The article also reveals that the Times didn't come to the CIA — the CIA came to the Times.

"I talked to several current and former women at the C.I.A. at the request of the usually close-lipped agency," wrote columnist Maureen Dowd.

Dowd continued:

The C.I.A. sisterhood is fed up with the flock of fictional C.I.A. women in movies and on TV who guzzle alcohol as they bed hop and drone drop, acting crazed and emotional, sleeping with terrorists and seducing assets.

“The problem is that [TV shows and movies] portray most women in such a one-dimensional way; whatever the character flaw is, that’s all they are,” said Gina Bennett, a slender, thoughtful mother of five who has been an analyst in the Counterterrorism Center over the course of 25 years and who first began sounding the alarm about Osama bin Laden back in 1993.

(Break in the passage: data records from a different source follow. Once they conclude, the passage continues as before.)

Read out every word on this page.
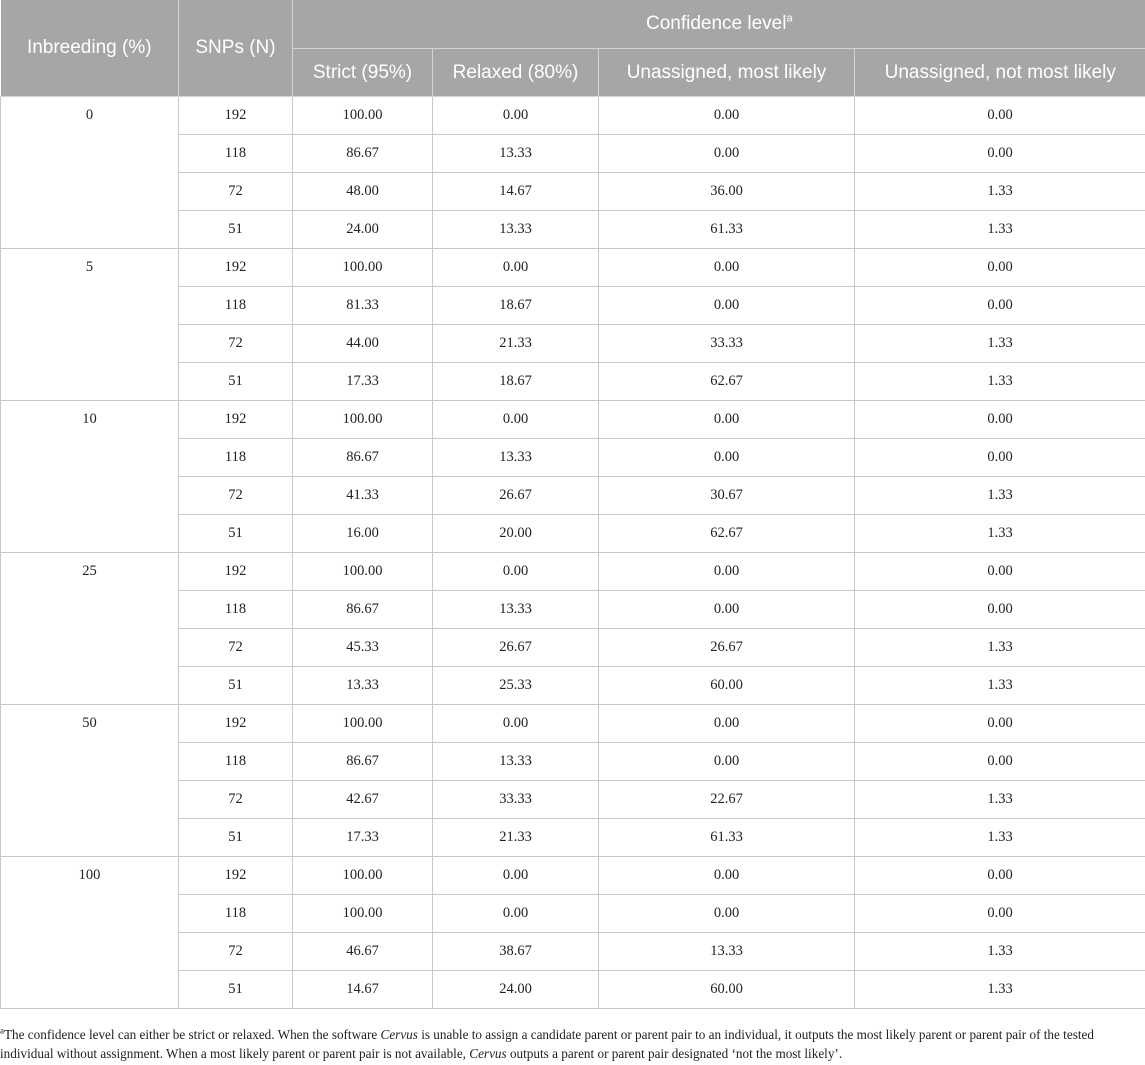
Inbreeding (%)	SNPs (N)	Confidence level$^a$
		Strict (95%)	Relaxed (80%)	Unassigned, most likely	Unassigned, not most likely
0	192	100.00	0.00	0.00	0.00
	118	86.67	13.33	0.00	0.00
	72	48.00	14.67	36.00	1.33
	51	24.00	13.33	61.33	1.33
5	192	100.00	0.00	0.00	0.00
	118	81.33	18.67	0.00	0.00
	72	44.00	21.33	33.33	1.33
	51	17.33	18.67	62.67	1.33
10	192	100.00	0.00	0.00	0.00
	118	86.67	13.33	0.00	0.00
	72	41.33	26.67	30.67	1.33
	51	16.00	20.00	62.67	1.33
25	192	100.00	0.00	0.00	0.00
	118	86.67	13.33	0.00	0.00
	72	45.33	26.67	26.67	1.33
	51	13.33	25.33	60.00	1.33
50	192	100.00	0.00	0.00	0.00
	118	86.67	13.33	0.00	0.00
	72	42.67	33.33	22.67	1.33
	51	17.33	21.33	61.33	1.33
100	192	100.00	0.00	0.00	0.00
	118	100.00	0.00	0.00	0.00
	72	46.67	38.67	13.33	1.33
	51	14.67	24.00	60.00	1.33
$^a$The confidence level can either be strict or relaxed. When the software Cervus is unable to assign a candidate parent or parent pair to an individual, it outputs the most likely parent or parent pair of the tested individual without assignment. When a most likely parent or parent pair is not available, Cervus outputs a parent or parent pair designated ‘not the most likely’.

“It can leave a very distinct understanding of women at the agency — how we function, how we relate to men, how we engage in national security — that is pretty off,” Bennett said. She was sitting in a conference room at Langley decorated with photos of a memorial for the seven C.I.A. officers — including Bennett’s close friend Jennifer Matthews — who were blown up in 2009 by a Jordanian double agent in Khost, Afghanistan.

Agreed Sandra Grimes, a perky 69-year-old blonde who helped unmask her C.I.A. colleague Aldrich Ames as a double agent for the Russians after noticing that he had traded up from a battered Volvo to a Jaguar: “I wish they wouldn’t use centerfold models in tight clothes. We don’t look that way. And we don’t act that way.”

A better film representation of female spies, one of the agents told Dowd: Elastigirl from Pixar's "The Incredibles."